Sky Cries Mary's Roderick and Anisa Romero weather music biz snafus

THE MOTIVATIONS THAT drive musical creation are diverse—there's the yen for a quick buck, the avoidance of a day job, even the promise of an easy lay. Then there's the oldest reason of all—the desire to generate something that will outlast one's meager, brief existence. It's not an easily realized endeavor. On the down side of an arc that peaked with their major label debut in 1996, Moonbathing on Sleeping Leaves, Sky Cries Mary would seem to offer a prime example.

Sky Cries Mary

Showbox, Friday, October 29

Since being dropped by Warner Bros. in 1997 during a slew of consolidations within the music industry, the Seattle band has been mired in legal tangles with the independent label World Domination. With the contract situation cleared up, Sky Cries finally released a new EP, Seeds, on Seattle's Collective Fruit label earlier this month. They've also just replaced former guitarist Michael Cozzi with William Bernhard, thus marking the fourth personnel change at that slot.
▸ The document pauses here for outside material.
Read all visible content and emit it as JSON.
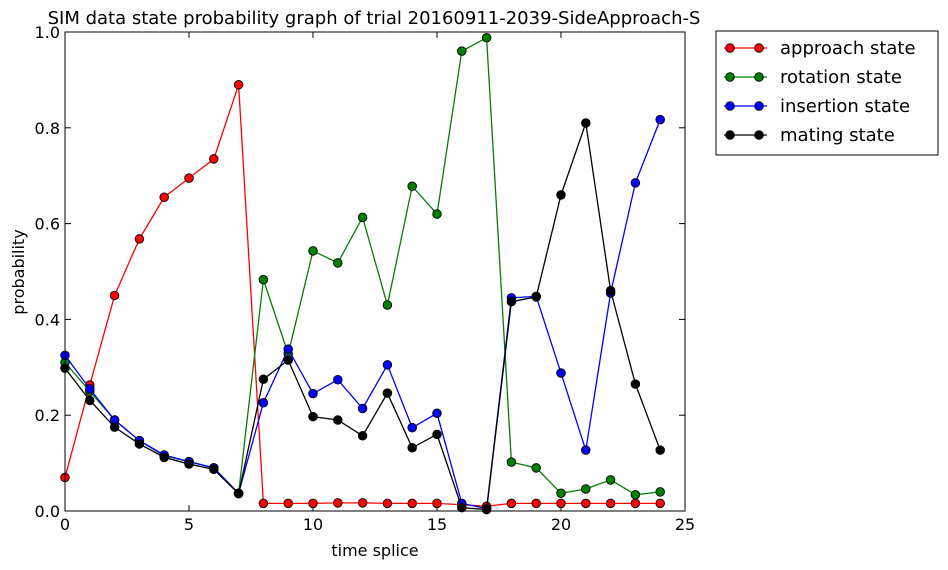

In addition, the band's sound continues to reincarnate itself, moving from the hazy psychedelia of 1989's Exit at the Axis to the dense and ambitious soundscapes on Moonbathing, ending up in the relatively stripped-down space rock of the new disc.

All that chaos aside, Roderick Romero is the sort who renders the previously mentioned list of motivations inapplicable. "It doesn't really matter to us. We just do what we do. If it flies, it flies; if it doesn't, that's OK," he explains. Sky Cries' longtime leader along with wife Anisa, he has an undeniably gentle, rather existential presence, with a smiling, coquettish demeanor and braided hair down to the waist of his slight frame. He is also blessedly short on pretension, even as he describes the new EP in terms of Cubist art or as themes related to "water, fire, the moon, and the sun." Still, after 13 years of Sky Cries Mary and with the number of times their swirling, contemplative brand of music has threatened to push through to a larger audience, the present scenario would seemingly trouble even the most peaceful souls.
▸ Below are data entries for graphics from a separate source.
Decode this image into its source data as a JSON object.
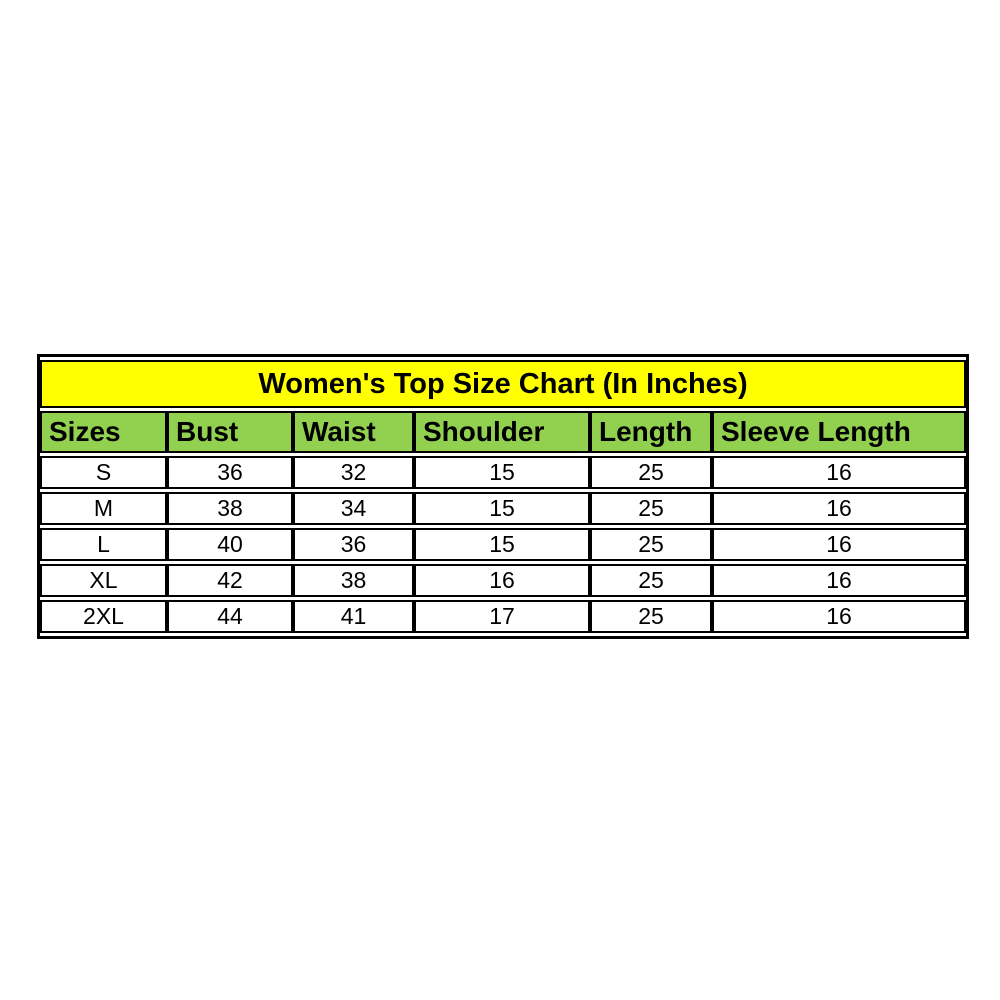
{
  "page": {
    "background_color": "#ffffff",
    "text_color": "#000000"
  },
  "colors": {
    "title_background": "#FFFF00",
    "header_background": "#92D050",
    "border": "#000000"
  },
  "chart_data": {
    "type": "table",
    "title": "Women's Top Size Chart (In Inches)",
    "columns": [
      "Sizes",
      "Bust",
      "Waist",
      "Shoulder",
      "Length",
      "Sleeve Length"
    ],
    "rows": [
      [
        "S",
        "36",
        "32",
        "15",
        "25",
        "16"
      ],
      [
        "M",
        "38",
        "34",
        "15",
        "25",
        "16"
      ],
      [
        "L",
        "40",
        "36",
        "15",
        "25",
        "16"
      ],
      [
        "XL",
        "42",
        "38",
        "16",
        "25",
        "16"
      ],
      [
        "2XL",
        "44",
        "41",
        "17",
        "25",
        "16"
      ]
    ],
    "units": "inches",
    "layout": {
      "title_row_align": "center",
      "header_align": "left",
      "data_align": "center",
      "grid": true
    }
  }
}
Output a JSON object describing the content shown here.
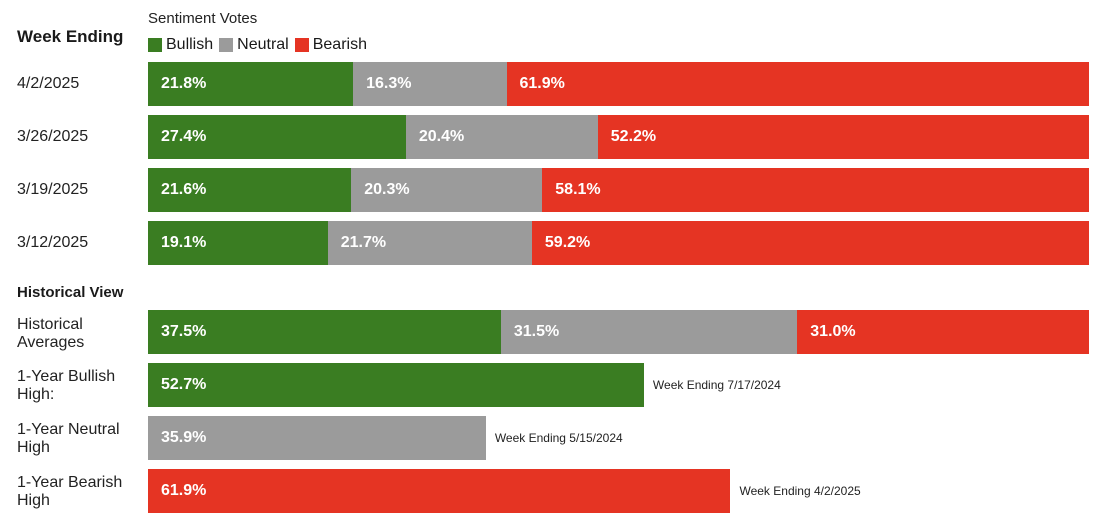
{
  "header": {
    "week_ending": "Week Ending",
    "sentiment_votes": "Sentiment Votes"
  },
  "legend": [
    {
      "label": "Bullish",
      "color": "#3a7d22"
    },
    {
      "label": "Neutral",
      "color": "#9b9b9b"
    },
    {
      "label": "Bearish",
      "color": "#e53423"
    }
  ],
  "section": {
    "historical_view": "Historical View"
  },
  "chart_data": {
    "type": "bar",
    "stacked": true,
    "orientation": "horizontal",
    "series_names": [
      "Bullish",
      "Neutral",
      "Bearish"
    ],
    "weekly": [
      {
        "label": "4/2/2025",
        "values": [
          21.8,
          16.3,
          61.9
        ],
        "value_labels": [
          "21.8%",
          "16.3%",
          "61.9%"
        ]
      },
      {
        "label": "3/26/2025",
        "values": [
          27.4,
          20.4,
          52.2
        ],
        "value_labels": [
          "27.4%",
          "20.4%",
          "52.2%"
        ]
      },
      {
        "label": "3/19/2025",
        "values": [
          21.6,
          20.3,
          58.1
        ],
        "value_labels": [
          "21.6%",
          "20.3%",
          "58.1%"
        ]
      },
      {
        "label": "3/12/2025",
        "values": [
          19.1,
          21.7,
          59.2
        ],
        "value_labels": [
          "19.1%",
          "21.7%",
          "59.2%"
        ]
      }
    ],
    "historical_averages": {
      "label": "Historical Averages",
      "values": [
        37.5,
        31.5,
        31.0
      ],
      "value_labels": [
        "37.5%",
        "31.5%",
        "31.0%"
      ]
    },
    "highs": [
      {
        "label": "1-Year Bullish High:",
        "series": "Bullish",
        "value": 52.7,
        "value_label": "52.7%",
        "note": "Week Ending 7/17/2024"
      },
      {
        "label": "1-Year Neutral High",
        "series": "Neutral",
        "value": 35.9,
        "value_label": "35.9%",
        "note": "Week Ending 5/15/2024"
      },
      {
        "label": "1-Year Bearish High",
        "series": "Bearish",
        "value": 61.9,
        "value_label": "61.9%",
        "note": "Week Ending 4/2/2025"
      }
    ]
  }
}
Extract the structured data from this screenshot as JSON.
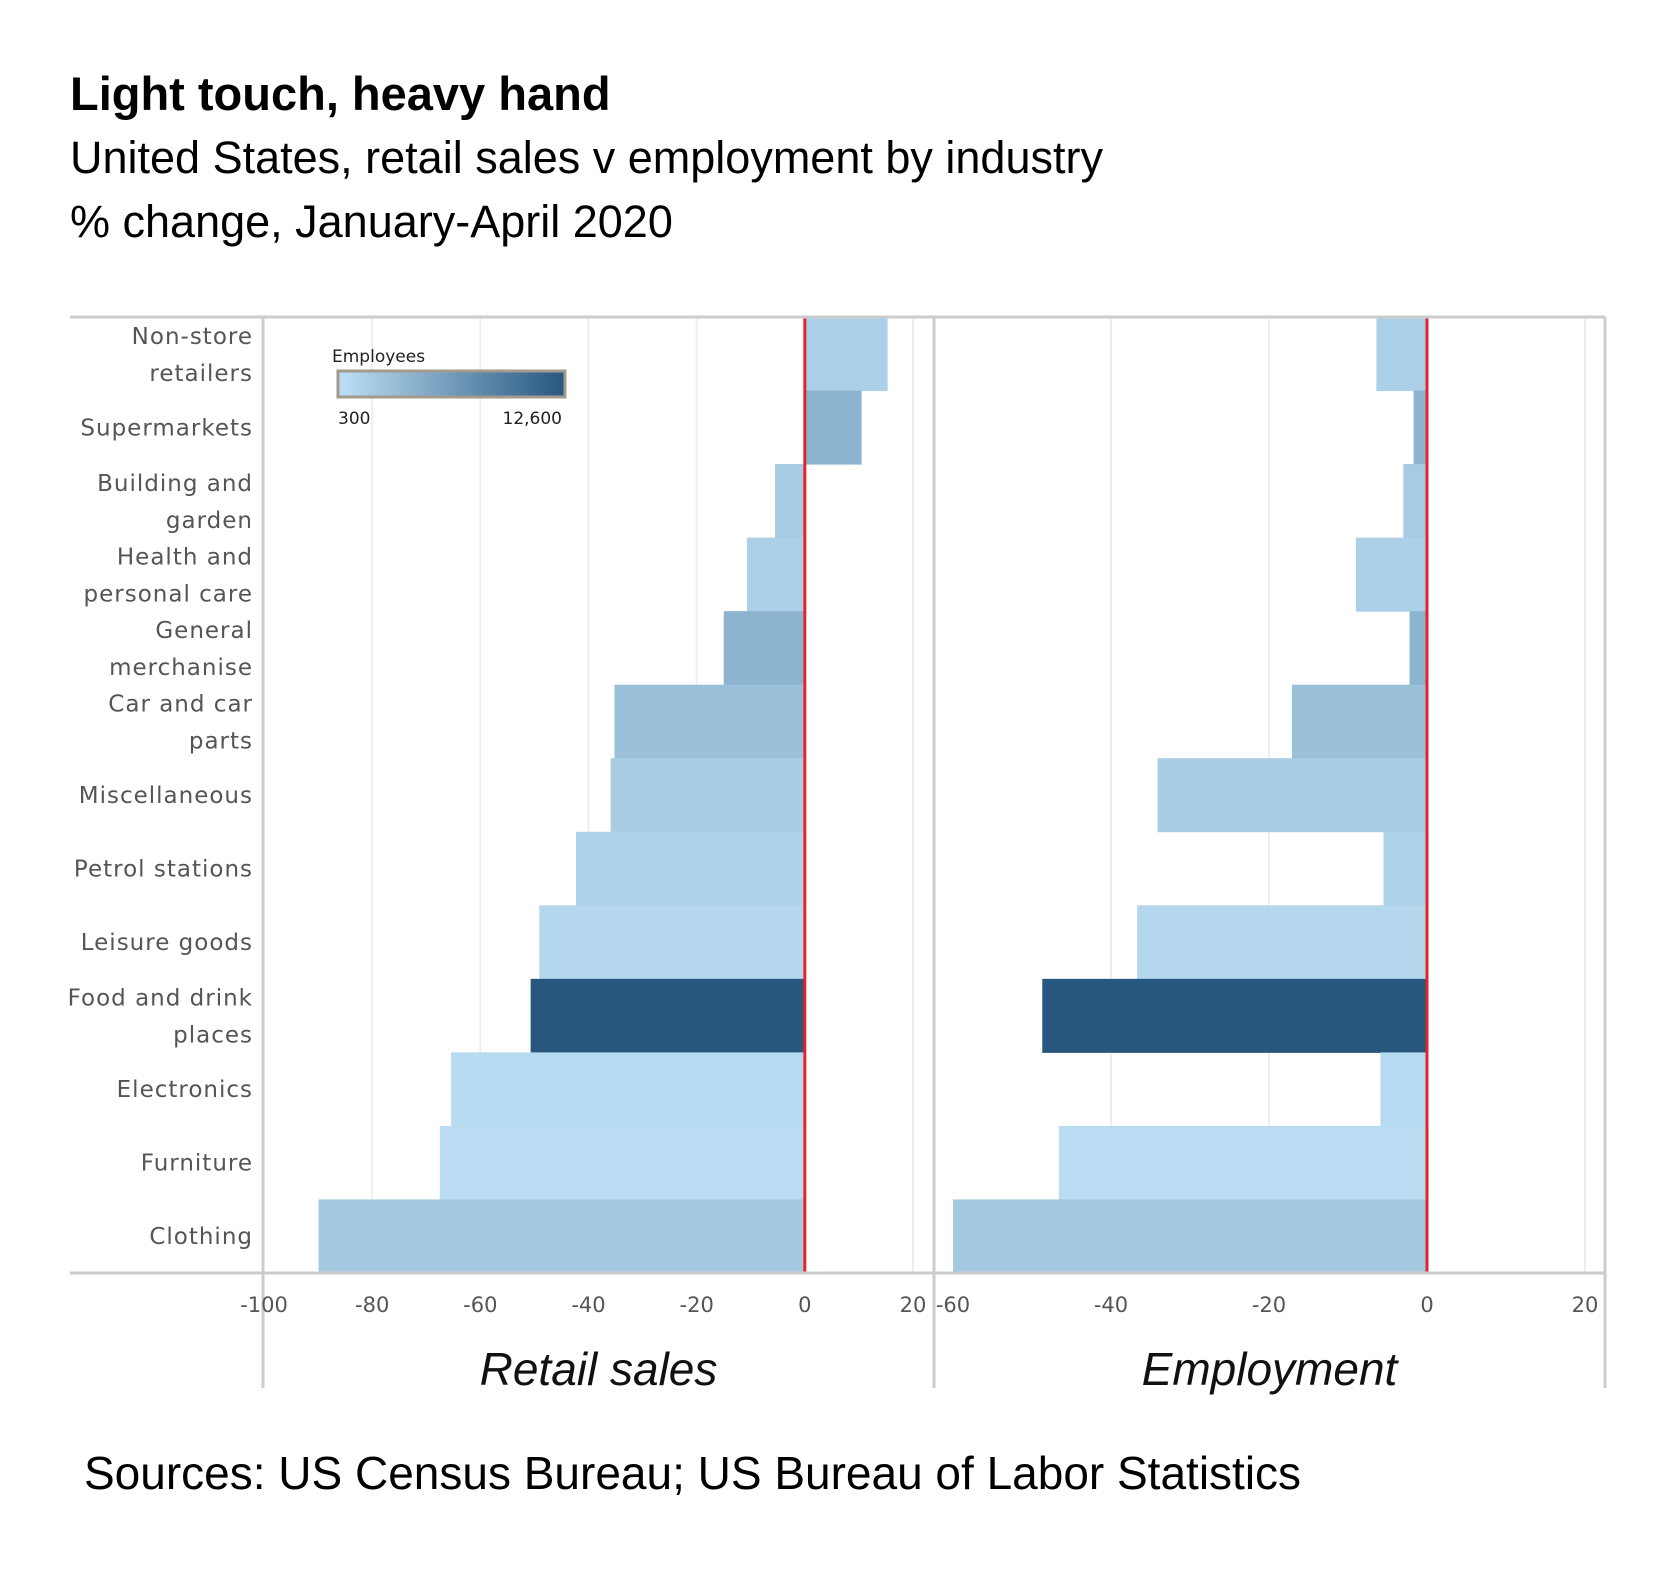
{
  "title": "Light touch, heavy hand",
  "subtitle": "United States, retail sales v employment by industry",
  "unit_line": "% change, January-April 2020",
  "source": "Sources: US Census Bureau; US Bureau of Labor Statistics",
  "colors": {
    "zero_line": "#e3242b",
    "gridline": "#eeeeee",
    "frame": "#cccccc",
    "scale_low": "#bde0f5",
    "scale_high": "#27567f"
  },
  "chart_data": {
    "type": "bar",
    "orientation": "horizontal",
    "categories": [
      [
        "Non-store",
        "retailers"
      ],
      [
        "Supermarkets"
      ],
      [
        "Building and",
        "garden"
      ],
      [
        "Health and",
        "personal care"
      ],
      [
        "General",
        "merchanise"
      ],
      [
        "Car and car",
        "parts"
      ],
      [
        "Miscellaneous"
      ],
      [
        "Petrol stations"
      ],
      [
        "Leisure goods"
      ],
      [
        "Food and drink",
        "places"
      ],
      [
        "Electronics"
      ],
      [
        "Furniture"
      ],
      [
        "Clothing"
      ]
    ],
    "color_legend": {
      "title": "Employees",
      "min_label": "300",
      "max_label": "12,600"
    },
    "panels": [
      {
        "label": "Retail sales",
        "xlim": [
          -100,
          20
        ],
        "ticks": [
          -100,
          -80,
          -60,
          -40,
          -20,
          0,
          20
        ],
        "values": [
          15.3,
          10.5,
          -5.5,
          -10.7,
          -15.0,
          -35.2,
          -35.9,
          -42.3,
          -49.1,
          -50.7,
          -65.4,
          -67.5,
          -89.9
        ]
      },
      {
        "label": "Employment",
        "xlim": [
          -60,
          20
        ],
        "ticks": [
          -60,
          -40,
          -20,
          0,
          20
        ],
        "values": [
          -6.4,
          -1.7,
          -3.0,
          -9.0,
          -2.2,
          -17.1,
          -34.1,
          -5.5,
          -36.7,
          -48.7,
          -5.9,
          -46.6,
          -60.0
        ]
      }
    ],
    "employees": [
      1000,
      3000,
      1300,
      1000,
      3000,
      2000,
      1200,
      900,
      600,
      12600,
      500,
      400,
      1500
    ],
    "zero_line": 0,
    "grid": true,
    "legend_position": "top-left"
  }
}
"It sounded like a good idea," Anisa says of the band's decision to sign with a major a few years back. "We thought it would bring in some more people, which is what you want in any art. You don't want to be obscure, you know?"

"It was more like 'OK, they really love us and they put out a lot of good records,'" continues Roderick. "I mean, Hendrix was on Warners. How great is that? Little did we know that in the end all the labels were going to go through this giant sheet of problems and reorganizations."

"We just tried to stay positive and keep writing, doing other things and not obsessing over it," Anisa continues. Roderick punctuates the thought: "It really hurt the band. But it didn't kill us."

HAVING EMERGED ON the other side of corporate sponsorship, it's clear they see value in what they've gained as a band from the experience. Their production skills improved, for instance, since working with outsiders like Moonbathing's Paul Fox.

"We were all watching him like a hawk," Roderick says. "Now we don't have to deal with anyone coming into our rehearsal space, because we're doing it all ourselves."

This self-produced approach resulted in a tangible musical deconstruction on Seeds. Moving away from their epic, complicated arrangements, the sound of the new record is closer to the trance-inducing mood music that originally distinguished Sky Cries Mary. That the band now has a solidified touring and recording lineup—Roderick, Anisa, Bernhard, DJ Todd Robbins, longtime percussionist Ben Ireland, and bassist Juano Davison—provides a certain stability as well. "For me, this EP is kind of like a return to that mellow style, even in a songwriting sense, that we had with Exit and [Return to the] Inner Experience," Roderick says. "Plus, with Bill [Bernhard], we brought in a new element, because he has his own original sound . . . and he isn't afraid to wear glitter, which is great."

Tracing the path his band has taken, Roderick talked about the tumultuous nature of the last decade for emerging artists. "We were doing mostly drum machines, right at the beginnings of trance music. Then grunge happened, and I was happy for all my friends in those bands," he remembers. "But we didn't do what they did, we were just trying to have a good time. Now trance is back, and grunge is gone. We've always been either behind or in front of the times. We just. . . ."

Roderick pauses. "That's what we are. We do what we do. Don't look behind the curtain, because there's no one there. We won't be affected by that unless someone suddenly makes an entire scene around us, and that would be horrible. We'd have to cash in and live in Hawaii, you know?"

He laughs, and with the peace behind his eyes, it almost seems like he truly would hate for that to be the case.